President Bill Clinton, who worked to avoid the draft as a young man, in 1995 called the Selective Service a “relatively low-cost insurance policy.” The idea is to deter threats and show that the United States has the means and will to defend itself.
Whether women should be conscripted, though, has long been debated. Near the end of World War II, when nearly 400,000 women enlisted in the military, a nurse shortage prompted President Franklin Roosevelt to call for a bill to draft nurses. The House approved but the Senate balked. The war ended, making the subject moot.
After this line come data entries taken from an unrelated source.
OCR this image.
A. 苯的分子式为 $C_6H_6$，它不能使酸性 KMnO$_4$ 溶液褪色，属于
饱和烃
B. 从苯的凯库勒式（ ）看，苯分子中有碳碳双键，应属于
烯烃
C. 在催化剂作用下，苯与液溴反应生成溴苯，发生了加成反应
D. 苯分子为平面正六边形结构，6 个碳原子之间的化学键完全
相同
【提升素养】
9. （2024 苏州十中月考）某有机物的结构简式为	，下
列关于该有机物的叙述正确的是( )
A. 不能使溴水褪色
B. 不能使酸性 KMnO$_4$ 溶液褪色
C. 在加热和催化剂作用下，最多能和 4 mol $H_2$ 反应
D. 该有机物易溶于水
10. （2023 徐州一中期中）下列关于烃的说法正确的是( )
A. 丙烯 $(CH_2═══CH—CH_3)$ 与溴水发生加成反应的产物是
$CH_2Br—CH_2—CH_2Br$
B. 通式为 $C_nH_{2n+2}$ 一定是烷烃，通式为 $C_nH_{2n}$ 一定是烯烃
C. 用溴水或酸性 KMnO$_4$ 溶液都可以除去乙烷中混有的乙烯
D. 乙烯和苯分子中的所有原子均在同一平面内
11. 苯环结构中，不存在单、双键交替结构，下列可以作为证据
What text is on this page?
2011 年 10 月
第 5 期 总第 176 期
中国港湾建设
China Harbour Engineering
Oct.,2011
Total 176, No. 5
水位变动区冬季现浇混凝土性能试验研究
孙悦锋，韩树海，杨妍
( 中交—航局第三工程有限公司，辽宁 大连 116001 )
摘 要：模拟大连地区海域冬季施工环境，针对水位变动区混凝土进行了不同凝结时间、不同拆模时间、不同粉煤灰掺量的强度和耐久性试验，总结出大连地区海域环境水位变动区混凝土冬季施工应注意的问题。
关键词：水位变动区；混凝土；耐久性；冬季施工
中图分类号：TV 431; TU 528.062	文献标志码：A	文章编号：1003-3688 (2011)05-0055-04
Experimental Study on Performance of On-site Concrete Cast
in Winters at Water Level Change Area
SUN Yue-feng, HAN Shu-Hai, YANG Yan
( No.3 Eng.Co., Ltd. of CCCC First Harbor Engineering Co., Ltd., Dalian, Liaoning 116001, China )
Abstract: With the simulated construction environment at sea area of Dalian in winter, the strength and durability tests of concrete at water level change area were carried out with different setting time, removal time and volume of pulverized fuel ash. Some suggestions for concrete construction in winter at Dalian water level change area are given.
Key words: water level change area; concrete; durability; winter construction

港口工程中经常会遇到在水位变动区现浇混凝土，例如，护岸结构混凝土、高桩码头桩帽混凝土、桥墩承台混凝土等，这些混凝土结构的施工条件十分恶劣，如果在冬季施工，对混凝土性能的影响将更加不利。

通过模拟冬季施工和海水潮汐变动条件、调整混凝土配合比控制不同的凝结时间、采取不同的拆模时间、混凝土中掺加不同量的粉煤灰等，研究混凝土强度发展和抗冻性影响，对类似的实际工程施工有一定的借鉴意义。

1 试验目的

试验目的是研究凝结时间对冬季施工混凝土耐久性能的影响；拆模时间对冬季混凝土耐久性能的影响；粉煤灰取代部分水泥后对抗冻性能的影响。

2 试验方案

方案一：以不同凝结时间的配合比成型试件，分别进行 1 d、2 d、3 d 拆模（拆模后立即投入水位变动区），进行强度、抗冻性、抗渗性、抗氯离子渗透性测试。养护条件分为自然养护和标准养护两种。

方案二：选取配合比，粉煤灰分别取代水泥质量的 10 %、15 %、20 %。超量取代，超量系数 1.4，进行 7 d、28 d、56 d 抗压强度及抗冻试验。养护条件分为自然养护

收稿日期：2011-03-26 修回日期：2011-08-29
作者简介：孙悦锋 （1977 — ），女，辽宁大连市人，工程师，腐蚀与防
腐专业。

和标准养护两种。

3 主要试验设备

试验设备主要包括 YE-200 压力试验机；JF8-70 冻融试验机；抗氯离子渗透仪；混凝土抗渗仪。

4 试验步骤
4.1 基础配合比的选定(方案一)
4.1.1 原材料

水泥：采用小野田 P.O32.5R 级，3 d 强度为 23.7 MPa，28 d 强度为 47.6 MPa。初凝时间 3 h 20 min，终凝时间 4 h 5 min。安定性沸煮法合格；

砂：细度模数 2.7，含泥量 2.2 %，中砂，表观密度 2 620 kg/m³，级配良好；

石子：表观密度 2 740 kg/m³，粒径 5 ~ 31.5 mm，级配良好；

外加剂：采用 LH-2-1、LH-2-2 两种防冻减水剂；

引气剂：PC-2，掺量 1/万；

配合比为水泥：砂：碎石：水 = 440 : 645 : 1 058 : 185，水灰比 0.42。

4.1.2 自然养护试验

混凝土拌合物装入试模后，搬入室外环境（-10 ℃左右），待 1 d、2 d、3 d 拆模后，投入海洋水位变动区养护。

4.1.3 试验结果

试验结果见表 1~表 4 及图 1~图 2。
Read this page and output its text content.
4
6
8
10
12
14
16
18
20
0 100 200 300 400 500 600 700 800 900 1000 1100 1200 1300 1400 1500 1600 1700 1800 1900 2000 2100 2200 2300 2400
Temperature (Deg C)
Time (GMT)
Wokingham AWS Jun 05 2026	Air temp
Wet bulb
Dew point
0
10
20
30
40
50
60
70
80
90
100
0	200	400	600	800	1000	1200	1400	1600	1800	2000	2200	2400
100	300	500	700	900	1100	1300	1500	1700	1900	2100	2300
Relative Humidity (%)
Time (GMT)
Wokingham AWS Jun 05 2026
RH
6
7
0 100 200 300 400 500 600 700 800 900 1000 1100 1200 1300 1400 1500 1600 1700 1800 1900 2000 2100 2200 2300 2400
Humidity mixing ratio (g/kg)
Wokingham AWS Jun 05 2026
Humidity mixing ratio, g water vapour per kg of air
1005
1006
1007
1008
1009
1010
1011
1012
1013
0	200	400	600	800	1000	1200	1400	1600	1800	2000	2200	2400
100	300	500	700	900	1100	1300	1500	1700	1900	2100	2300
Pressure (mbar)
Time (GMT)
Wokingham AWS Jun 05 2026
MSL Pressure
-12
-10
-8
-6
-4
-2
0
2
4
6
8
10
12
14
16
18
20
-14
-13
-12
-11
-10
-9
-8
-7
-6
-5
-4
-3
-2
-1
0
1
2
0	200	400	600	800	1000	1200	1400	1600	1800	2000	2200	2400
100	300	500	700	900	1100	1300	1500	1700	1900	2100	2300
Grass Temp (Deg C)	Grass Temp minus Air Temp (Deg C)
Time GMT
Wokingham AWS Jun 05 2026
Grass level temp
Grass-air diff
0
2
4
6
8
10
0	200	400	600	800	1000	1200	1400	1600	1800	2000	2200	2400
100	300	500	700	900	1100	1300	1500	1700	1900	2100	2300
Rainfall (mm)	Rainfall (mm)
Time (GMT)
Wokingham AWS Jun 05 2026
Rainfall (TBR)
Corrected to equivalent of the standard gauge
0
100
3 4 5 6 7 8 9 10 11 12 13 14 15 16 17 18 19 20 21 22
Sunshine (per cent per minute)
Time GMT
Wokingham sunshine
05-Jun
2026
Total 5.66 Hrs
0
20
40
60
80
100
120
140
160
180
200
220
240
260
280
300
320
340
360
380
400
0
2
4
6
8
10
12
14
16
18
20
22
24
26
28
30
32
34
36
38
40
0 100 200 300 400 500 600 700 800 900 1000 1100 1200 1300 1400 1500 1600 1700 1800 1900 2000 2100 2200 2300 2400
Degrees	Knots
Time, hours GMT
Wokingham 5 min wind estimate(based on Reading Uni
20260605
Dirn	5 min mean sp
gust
After Vietnam, peacetime draft registration stopped. On Feb. 8, 1980, President Jimmy Carter, reacting to the Soviet invasion of Afghanistan, announced that he was sending Congress a plan to register men -- and women -- for the draft, should one become necessary.
“There is no distinction possible, on the basis of ability or performance, that would allow me to exclude women from an obligation to register,” Carter said. He stressed that women were not in units likely to experience close combat – and he had no intention of changing that policy.
Congress restarted registration – for men only.
A case challenging the exclusion of women went to the Supreme Court. In Rostker v. Goldberg, the court upheld the policy, saying it did not violate the Due Process Clause. With women restricted from combat, men and women were not “similarly situated” with regard to registration, the court ruled.
Other cases challenging men-only registration are currently making their way through the courts.
Defense Secretary Ashton B. Carter expects Congress to decide whether women should register for the draft.
“It goes back to the need to think generations ahead,” he said Wednesday. The best military in the future will need to “reach into the largest pool of people.”
Resistance to registering women for the draft likely will come from both the left and the right.
“Of course, the idea of parity probably sounds great until you’re putting your daughter on a bus to boot camp,” Tony Perkins, president of the conservative Family Research Council, wrote on the group’s site.
During the 2008 presidential campaign, then-Sen. Barack Obama tried to have it both ways. He favored registering women for military service, he said, although, “I don’t agree with the draft.”
But it never hurts to be prepared and to share the burden of service.